Asia should now wean itself from export economics

Regardless of how many motherboards Americans may need this year, relying primarily on exports for economic growth is just plain shortsighted folly

By Patrick Smith  /  BLOOMBERG , NORFOLK, CONNECTICUT

I know what they're thinking at M-Flex Singapore, a small, energetic maker of motherboards. I know what they're thinking at Iomega Corp's plant in Malaysia where they make those Zip drives we're all familiar with. It's simple: The US economy is coming back. So will our high-tech exports. Happy days are here again.

One understands the thought. Asia's exports are going to surge on the back of the US recovery that some data indicates is now under way. The graphs of last year's performance and this year's forecasts look like mirror images: Thai exports last year down roughly 7 percent, this year projected to rise by the same percentage. Same syndrome in Malaysia, same in Singapore, roughly the same elsewhere across the western side of the Pacific.

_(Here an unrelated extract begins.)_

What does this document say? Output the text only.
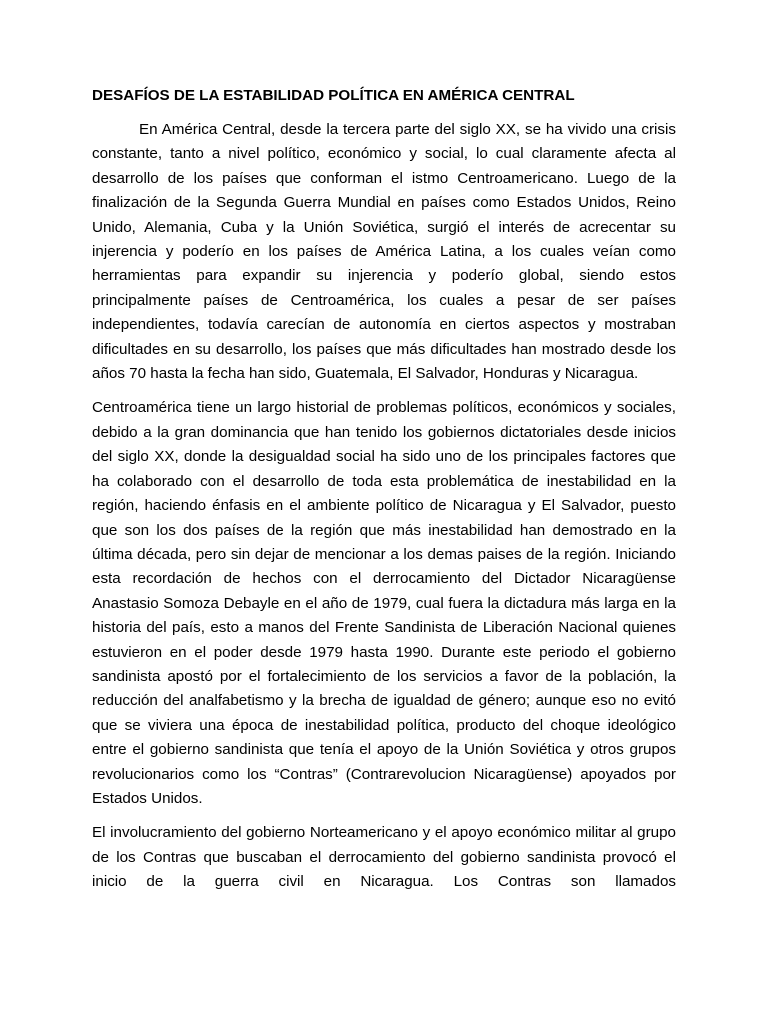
DESAFÍOS DE LA ESTABILIDAD POLÍTICA EN AMÉRICA CENTRAL

En América Central, desde la tercera parte del siglo XX, se ha vivido una crisis constante, tanto a nivel político, económico y social, lo cual claramente afecta al desarrollo de los países que conforman el istmo Centroamericano. Luego de la finalización de la Segunda Guerra Mundial en países como Estados Unidos, Reino Unido, Alemania, Cuba y la Unión Soviética, surgió el interés de acrecentar su injerencia y poderío en los países de América Latina, a los cuales veían como herramientas para expandir su injerencia y poderío global, siendo estos principalmente países de Centroamérica, los cuales a pesar de ser países independientes, todavía carecían de autonomía en ciertos aspectos y mostraban dificultades en su desarrollo, los países que más dificultades han mostrado desde los años 70 hasta la fecha han sido, Guatemala, El Salvador, Honduras y Nicaragua.

Centroamérica tiene un largo historial de problemas políticos, económicos y sociales, debido a la gran dominancia que han tenido los gobiernos dictatoriales desde inicios del siglo XX, donde la desigualdad social ha sido uno de los principales factores que ha colaborado con el desarrollo de toda esta problemática de inestabilidad en la región, haciendo énfasis en el ambiente político de Nicaragua y El Salvador, puesto que son los dos países de la región que más inestabilidad han demostrado en la última década, pero sin dejar de mencionar a los demas paises de la región. Iniciando esta recordación de hechos con el derrocamiento del Dictador Nicaragüense Anastasio Somoza Debayle en el año de 1979, cual fuera la dictadura más larga en la historia del país, esto a manos del Frente Sandinista de Liberación Nacional quienes estuvieron en el poder desde 1979 hasta 1990. Durante este periodo el gobierno sandinista apostó por el fortalecimiento de los servicios a favor de la población, la reducción del analfabetismo y la brecha de igualdad de género; aunque eso no evitó que se viviera una época de inestabilidad política, producto del choque ideológico entre el gobierno sandinista que tenía el apoyo de la Unión Soviética y otros grupos revolucionarios como los “Contras” (Contrarevolucion Nicaragüense) apoyados por Estados Unidos.

El involucramiento del gobierno Norteamericano y el apoyo económico militar al grupo de los Contras que buscaban el derrocamiento del gobierno sandinista provocó el inicio de la guerra civil en Nicaragua. Los Contras son llamados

Even Indonesia is expected to show a modest gain in overseas sales, after a drop of nearly 10 percent last year. As to China, reading the official figures entails a certain act of faith, and I don't have much. But for those who do, exports are forecast to grow by 7 percent or so this year.

As a consequence, gross domestic product in Asian economies other than Japan's are expected to surge 7 percent this year.

Pinch me, please. It's as if somebody turned the clock back to the 1980s. You'd think the Cold War was still on, for goodness sake.

Well, enjoy the ride. But don't get caught in that fool's paradise of a couple of years ago. Remember? Some economists estimated that US demand for information technology products accounted for 40 percent of GDP growth in ex-Japan Asia in 2000.

Incredible -- as was the tumble that came in 2001, after the American bubble burst.

So the advice is straightforward: Asians should stay with the policies that will reduce the region's dependence on the US market and get it out of the Cold War paradigm, the export-led development model -- which was a fool's paradise in its own right.

I can't stress the point too strongly, and I learned it from the smartest people I know who think about Asia. Ride the export boom, yes, but use it as a means to transform economies and generate domestic demand, not as an end that justifies a slackening in the determination to change.

It has to happen, for one thing. Rebalanced growth is an essential aspect of any future worth looking forward to. Thai Prime Minister Thaksin Shinawatra knows this; Philippine President Gloria Macapagal-Arroyo knows it, too. A business executive and a technocratic economist: Both face rising political expectations, both are attentive to the problems of poverty in economies too tilted toward demand elsewhere. This is as it should be.

It's sound reckoning, too. Nobody can fail to have noted that the US economic surge out of recession has been partly fueled by large-scale stimulus spending after Sept. 11, when -- in the memorable phrase of one Washington pundit -- we all became Keynesians once again.

Highway construction, new school buildings, sundry municipal projects, and, of course, a 13 percent pop in defense spending -- this is some of the stuff of which the US recovery is made. And we know from our Japanese friends that stimulus spending only gets you so far on the road to sustained growth. The American economy will come back more or less gradually and more or less powerfully according to underlying conditions that public spending can alter only at the margins.